Adipose tissue was originally considered a passive organ responsible for insulation, mechanical protection of organs, and storage of excess energy. Today, it is recognized as an active endocrine organ that produces a vast number of biologically active substances termed adipokines, including adiponectin, leptin, and interleukin-6 (IL-6). Adipokines exert local effects on metabolism, regulate whole-body energy homeostasis, and are involved in several metabolic pathways. These adipokines also regulate satiety and appetite, insulin secretion and sensitivity, arterial pressure, and endothelial function [1]. Their dysregulation can cause chronic low-grade inflammatory changes associated with metabolic syndrome, obesity [2,3], cancer [4,5], neurodegenerative diseases [6], and arthritis [3].

Recently, the adiponectin-leptin (Adpn/Lep) ratio has been proposed as a promising marker of adipose tissue dysfunction [7]. An increase in adiposity leads to an increase in leptin levels, but a decrease in adiponectin levels. While leptin generally induces inflammatory responses, adiponectin is considered an anti-inflammatory marker. The imbalance in leptin and adiponectin production caused by increased or dysregulated adiposity may consequently lead to chronic systemic inflammation [8].

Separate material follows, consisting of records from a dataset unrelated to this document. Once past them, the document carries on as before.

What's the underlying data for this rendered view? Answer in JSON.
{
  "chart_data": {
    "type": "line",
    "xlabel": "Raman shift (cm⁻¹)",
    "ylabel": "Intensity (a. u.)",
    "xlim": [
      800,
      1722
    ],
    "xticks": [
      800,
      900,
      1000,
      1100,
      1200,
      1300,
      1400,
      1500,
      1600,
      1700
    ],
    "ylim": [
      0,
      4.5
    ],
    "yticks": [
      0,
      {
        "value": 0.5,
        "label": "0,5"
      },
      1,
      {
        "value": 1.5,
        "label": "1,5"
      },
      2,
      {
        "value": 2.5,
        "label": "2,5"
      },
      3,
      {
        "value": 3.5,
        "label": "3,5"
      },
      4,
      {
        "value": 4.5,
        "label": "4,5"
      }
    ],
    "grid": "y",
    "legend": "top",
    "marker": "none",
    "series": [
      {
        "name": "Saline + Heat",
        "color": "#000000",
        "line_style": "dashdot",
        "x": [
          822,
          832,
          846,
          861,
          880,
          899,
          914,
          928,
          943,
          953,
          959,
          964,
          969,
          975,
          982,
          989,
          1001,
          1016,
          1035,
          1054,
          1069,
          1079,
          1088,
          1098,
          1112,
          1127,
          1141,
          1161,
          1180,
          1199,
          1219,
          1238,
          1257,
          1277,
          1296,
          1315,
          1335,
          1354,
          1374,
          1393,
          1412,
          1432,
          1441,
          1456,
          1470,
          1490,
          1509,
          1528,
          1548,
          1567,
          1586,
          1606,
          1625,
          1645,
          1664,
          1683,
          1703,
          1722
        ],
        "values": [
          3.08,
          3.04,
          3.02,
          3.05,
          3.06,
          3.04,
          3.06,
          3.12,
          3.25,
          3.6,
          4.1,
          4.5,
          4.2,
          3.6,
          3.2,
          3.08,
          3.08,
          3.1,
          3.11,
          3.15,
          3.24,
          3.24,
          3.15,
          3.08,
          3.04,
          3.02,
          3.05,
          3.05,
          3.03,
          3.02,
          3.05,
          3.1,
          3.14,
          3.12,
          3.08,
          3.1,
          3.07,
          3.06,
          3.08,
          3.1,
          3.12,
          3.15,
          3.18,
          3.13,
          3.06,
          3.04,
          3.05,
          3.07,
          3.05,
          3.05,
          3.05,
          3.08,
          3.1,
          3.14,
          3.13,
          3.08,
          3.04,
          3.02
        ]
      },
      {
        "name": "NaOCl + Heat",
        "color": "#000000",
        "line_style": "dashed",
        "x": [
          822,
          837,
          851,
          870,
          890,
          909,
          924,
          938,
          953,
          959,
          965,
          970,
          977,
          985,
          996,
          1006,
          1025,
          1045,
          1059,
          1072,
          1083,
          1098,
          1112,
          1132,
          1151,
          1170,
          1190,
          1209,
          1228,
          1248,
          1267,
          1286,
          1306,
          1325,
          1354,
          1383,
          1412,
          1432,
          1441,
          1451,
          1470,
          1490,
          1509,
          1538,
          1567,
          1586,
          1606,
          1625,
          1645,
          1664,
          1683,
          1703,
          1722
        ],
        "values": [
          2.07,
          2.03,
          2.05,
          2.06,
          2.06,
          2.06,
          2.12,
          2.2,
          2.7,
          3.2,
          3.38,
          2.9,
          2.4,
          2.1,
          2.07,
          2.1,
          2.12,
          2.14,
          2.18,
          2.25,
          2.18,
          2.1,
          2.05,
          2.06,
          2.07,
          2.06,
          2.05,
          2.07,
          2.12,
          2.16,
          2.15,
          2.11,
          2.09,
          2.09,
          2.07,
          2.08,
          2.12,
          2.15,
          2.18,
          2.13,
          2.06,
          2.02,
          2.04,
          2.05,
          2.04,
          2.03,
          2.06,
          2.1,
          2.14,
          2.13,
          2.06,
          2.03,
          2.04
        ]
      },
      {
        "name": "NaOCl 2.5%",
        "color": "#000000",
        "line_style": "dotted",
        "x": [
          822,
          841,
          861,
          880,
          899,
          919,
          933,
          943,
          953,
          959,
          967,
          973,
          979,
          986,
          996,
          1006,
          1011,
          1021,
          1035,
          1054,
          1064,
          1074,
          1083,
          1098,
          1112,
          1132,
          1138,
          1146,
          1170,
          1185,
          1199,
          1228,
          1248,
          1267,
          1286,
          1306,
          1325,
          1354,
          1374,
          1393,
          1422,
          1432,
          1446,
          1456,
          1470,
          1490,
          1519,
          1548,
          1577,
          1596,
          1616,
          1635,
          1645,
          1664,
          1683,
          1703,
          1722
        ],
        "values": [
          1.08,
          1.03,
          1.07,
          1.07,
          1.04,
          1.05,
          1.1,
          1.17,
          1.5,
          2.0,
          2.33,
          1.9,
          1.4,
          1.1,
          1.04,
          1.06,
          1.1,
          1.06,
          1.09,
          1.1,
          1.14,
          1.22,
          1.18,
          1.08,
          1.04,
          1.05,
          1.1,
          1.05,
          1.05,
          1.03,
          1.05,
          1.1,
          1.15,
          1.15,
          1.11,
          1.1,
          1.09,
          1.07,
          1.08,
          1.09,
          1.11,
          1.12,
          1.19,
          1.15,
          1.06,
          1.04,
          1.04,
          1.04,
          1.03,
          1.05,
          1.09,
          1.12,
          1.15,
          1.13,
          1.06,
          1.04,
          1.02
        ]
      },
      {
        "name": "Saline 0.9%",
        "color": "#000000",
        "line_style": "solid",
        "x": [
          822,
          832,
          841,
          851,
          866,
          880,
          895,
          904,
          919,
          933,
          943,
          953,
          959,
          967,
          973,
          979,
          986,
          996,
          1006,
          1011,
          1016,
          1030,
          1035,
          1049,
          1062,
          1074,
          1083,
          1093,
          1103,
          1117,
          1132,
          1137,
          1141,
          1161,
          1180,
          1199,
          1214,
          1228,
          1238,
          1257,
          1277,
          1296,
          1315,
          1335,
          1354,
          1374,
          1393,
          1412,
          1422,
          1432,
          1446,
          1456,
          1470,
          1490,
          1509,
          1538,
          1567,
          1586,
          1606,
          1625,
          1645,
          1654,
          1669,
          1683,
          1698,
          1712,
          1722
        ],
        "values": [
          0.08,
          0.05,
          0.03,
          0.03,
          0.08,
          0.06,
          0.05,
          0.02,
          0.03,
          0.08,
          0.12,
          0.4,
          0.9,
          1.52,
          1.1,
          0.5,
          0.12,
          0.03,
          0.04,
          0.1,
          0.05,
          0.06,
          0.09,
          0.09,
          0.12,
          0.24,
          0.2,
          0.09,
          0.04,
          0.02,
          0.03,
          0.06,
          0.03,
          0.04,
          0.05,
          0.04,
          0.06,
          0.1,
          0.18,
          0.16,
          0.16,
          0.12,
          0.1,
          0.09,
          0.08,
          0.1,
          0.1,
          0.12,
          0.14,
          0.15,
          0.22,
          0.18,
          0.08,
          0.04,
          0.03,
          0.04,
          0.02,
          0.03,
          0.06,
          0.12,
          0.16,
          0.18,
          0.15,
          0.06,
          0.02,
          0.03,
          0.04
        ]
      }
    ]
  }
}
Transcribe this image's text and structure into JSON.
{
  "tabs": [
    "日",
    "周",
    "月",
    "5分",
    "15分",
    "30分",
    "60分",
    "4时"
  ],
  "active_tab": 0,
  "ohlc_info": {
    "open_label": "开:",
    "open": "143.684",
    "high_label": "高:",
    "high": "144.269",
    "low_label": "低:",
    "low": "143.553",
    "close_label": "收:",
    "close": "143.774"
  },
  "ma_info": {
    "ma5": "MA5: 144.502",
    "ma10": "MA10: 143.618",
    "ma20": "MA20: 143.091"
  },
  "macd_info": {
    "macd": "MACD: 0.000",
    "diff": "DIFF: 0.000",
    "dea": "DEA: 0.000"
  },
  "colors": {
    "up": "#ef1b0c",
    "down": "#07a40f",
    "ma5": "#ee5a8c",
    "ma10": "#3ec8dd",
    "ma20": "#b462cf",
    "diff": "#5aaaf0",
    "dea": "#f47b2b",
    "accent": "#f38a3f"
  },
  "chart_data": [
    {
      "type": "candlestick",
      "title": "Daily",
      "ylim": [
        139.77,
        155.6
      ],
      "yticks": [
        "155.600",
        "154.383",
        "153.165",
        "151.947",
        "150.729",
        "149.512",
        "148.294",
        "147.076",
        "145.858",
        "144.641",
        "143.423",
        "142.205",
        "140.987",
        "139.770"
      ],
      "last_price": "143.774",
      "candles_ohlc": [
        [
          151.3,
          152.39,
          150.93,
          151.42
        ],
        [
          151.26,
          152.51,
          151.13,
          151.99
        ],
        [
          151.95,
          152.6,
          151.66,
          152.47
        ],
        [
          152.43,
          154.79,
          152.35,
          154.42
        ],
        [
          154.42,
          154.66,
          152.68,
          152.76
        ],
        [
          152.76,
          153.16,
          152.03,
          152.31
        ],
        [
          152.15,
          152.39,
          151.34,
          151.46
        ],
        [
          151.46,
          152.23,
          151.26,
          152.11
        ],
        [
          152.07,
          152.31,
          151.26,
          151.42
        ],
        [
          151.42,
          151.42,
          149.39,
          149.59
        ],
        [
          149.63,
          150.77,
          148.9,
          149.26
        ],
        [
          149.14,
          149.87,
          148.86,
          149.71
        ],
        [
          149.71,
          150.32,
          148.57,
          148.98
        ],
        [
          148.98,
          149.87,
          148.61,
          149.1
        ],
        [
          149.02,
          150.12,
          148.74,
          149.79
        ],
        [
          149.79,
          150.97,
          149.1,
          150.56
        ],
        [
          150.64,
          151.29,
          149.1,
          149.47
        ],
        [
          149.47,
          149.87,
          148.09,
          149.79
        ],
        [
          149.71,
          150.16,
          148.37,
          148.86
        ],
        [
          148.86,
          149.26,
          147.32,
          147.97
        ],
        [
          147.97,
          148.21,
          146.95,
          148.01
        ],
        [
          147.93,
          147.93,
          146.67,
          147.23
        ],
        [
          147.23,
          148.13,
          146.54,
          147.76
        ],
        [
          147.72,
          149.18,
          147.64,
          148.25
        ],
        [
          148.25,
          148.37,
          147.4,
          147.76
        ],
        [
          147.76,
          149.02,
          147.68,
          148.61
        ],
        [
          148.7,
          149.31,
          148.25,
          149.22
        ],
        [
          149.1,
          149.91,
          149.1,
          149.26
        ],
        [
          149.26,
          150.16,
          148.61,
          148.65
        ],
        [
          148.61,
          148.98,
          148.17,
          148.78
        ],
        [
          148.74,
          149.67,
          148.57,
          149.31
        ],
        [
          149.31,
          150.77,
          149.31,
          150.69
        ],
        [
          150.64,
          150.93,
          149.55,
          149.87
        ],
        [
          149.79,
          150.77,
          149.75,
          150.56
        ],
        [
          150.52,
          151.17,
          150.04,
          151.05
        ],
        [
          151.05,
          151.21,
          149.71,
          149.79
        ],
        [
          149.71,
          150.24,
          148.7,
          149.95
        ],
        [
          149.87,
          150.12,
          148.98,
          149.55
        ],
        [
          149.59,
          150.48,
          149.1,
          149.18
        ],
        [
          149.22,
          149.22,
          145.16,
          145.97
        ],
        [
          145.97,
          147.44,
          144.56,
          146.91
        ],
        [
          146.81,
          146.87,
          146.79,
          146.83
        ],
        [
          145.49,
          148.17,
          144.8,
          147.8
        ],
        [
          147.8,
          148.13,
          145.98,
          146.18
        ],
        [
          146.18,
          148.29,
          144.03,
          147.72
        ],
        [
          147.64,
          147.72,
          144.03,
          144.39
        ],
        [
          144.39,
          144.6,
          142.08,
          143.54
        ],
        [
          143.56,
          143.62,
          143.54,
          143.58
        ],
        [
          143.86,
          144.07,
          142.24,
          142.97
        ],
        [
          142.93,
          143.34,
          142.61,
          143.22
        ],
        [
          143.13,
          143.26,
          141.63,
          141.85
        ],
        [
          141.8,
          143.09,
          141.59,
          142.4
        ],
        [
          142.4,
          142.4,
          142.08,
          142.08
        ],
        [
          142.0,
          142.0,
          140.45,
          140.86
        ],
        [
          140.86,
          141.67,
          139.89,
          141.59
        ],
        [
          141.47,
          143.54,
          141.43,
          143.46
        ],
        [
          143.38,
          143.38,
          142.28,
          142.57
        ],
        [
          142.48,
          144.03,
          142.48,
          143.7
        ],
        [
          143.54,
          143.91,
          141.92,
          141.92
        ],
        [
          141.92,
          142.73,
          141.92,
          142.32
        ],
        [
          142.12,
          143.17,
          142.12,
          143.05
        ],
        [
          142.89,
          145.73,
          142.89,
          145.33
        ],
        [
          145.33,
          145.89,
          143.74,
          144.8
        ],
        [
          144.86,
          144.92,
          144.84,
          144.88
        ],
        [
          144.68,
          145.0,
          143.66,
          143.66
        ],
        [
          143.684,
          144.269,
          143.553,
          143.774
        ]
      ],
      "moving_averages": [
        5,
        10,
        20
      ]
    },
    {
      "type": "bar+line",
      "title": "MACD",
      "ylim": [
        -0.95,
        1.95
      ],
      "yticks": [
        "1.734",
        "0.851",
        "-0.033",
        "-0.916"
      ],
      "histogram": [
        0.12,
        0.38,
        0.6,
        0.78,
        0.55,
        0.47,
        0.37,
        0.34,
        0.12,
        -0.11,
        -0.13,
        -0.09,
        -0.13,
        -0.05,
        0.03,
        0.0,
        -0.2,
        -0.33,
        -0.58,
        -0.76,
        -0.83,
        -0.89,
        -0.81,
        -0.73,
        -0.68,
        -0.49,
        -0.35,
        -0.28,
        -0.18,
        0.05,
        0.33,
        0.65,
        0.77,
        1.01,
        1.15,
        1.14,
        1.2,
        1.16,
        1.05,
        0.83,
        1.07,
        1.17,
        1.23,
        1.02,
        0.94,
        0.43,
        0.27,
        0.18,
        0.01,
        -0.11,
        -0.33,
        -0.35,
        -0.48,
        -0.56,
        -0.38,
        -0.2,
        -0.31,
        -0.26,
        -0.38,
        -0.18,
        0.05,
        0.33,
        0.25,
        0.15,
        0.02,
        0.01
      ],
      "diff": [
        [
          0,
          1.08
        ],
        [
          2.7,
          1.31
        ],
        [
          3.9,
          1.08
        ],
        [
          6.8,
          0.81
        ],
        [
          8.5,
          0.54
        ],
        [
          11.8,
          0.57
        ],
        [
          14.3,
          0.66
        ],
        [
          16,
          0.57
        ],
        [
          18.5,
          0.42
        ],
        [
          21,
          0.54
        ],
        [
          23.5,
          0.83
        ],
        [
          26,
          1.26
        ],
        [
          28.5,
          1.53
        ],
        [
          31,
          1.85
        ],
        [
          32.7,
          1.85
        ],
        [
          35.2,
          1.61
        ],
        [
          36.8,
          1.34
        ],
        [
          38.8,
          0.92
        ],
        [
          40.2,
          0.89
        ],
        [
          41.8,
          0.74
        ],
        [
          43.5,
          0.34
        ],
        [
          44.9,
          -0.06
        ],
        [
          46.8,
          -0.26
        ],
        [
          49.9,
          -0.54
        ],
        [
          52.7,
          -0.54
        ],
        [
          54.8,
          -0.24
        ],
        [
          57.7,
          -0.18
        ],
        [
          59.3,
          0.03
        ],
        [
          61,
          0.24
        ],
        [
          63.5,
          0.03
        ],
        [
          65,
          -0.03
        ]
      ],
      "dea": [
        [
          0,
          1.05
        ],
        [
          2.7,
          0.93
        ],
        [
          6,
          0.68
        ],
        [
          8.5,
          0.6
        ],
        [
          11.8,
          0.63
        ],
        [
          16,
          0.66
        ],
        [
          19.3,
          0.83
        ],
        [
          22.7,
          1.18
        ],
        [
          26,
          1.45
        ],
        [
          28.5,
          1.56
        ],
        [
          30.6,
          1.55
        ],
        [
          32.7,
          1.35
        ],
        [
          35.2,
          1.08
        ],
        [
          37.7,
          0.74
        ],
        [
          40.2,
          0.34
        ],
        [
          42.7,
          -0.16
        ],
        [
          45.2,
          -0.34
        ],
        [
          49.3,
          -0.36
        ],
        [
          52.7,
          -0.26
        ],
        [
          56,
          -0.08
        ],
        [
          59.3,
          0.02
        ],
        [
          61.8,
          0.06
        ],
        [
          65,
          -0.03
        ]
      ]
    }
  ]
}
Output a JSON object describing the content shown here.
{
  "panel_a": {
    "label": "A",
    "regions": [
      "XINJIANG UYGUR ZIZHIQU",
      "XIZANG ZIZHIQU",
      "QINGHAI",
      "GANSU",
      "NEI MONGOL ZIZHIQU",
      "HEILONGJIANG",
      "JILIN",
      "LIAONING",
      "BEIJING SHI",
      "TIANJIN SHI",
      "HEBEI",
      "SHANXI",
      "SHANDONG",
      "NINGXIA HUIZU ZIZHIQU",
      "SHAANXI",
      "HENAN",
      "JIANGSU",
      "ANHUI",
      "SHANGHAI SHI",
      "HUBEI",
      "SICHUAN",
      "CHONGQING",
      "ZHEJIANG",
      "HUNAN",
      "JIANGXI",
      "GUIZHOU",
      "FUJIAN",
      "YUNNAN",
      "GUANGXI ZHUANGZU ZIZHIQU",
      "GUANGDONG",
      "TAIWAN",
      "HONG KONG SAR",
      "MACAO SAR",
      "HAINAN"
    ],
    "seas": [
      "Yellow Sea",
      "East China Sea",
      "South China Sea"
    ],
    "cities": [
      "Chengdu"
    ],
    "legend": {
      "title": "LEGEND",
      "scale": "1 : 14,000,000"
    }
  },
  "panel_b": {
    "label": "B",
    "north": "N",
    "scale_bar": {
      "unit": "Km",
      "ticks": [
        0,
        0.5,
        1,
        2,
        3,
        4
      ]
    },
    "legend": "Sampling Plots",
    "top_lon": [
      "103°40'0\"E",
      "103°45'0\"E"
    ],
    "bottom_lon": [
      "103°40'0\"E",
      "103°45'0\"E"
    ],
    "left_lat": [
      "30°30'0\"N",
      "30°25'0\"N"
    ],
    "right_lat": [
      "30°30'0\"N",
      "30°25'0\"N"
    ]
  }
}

Acute inflammatory responses are essential for processes such as wound healing, tissue regeneration, and viral immunity [9]. However, chronic low-grade inflammation at a cellular level can lead to systemic chronic inflammation with an unclear trigger mechanism. Additionally, there is a close relationship between the extent of inflammation and oxidative stress, with an increase in inflammation likely to drive a further increase in oxidative stress and vice versa, thus forming a vicious cycle [10,11]. A high-stress lifestyle alongside aging substantially contributes to the chronic low-grade inflammation profile [12,13]. In addition to these risk factors, the number, intensity, and duration of hyperglycemic events are also considered to accelerate the development of autoimmune diseases, diabetes, and obesity. A high intake of refined carbohydrates (CHO) induces repeated hyperglycemic events, impairing endothelial barrier function. Endothelial dysfunction consequently initiates and maintains several inflammatory mechanisms [14]. Therefore, a very low-carbohydrate, high-fat diet (VLCHF) may represent a promising strategy to prevent or reverse various pathological conditions involving inflammatory and immunological components.

A VLCHF diet is a nutritional approach consisting of restricted CHO consumption and increased fat intake, while protein consumption and total energy intake are preserved [15]. As far as we know, the Adpn/Lep ratio has not been studied in relationship to a VLCHF diet in healthy, nonobese individuals. While adipose tissue dysfunction, characterized by proinflammatory conditions, is not expected in such individuals, a VLCHF diet-induced increase in the Adpn/Lep ratio might still be a beneficial preventive health factor [7]. Therefore, the main aim of this study was to investigate the effects of a 12-week VLCHF diet combined with exercise training on biomarkers of inflammation (adiponectin, leptin, and IL-6) in healthy young individuals. Since the anti-inflammatory effects of a ketogenic diet or caloric restriction have already been established [16,17], we hypothesized that the VLCHF diet would have an additional favorable effect when combined with exercise on the biomarkers of inflammation. This work extends our earlier findings, which focused primarily on exercise performance outcomes [18].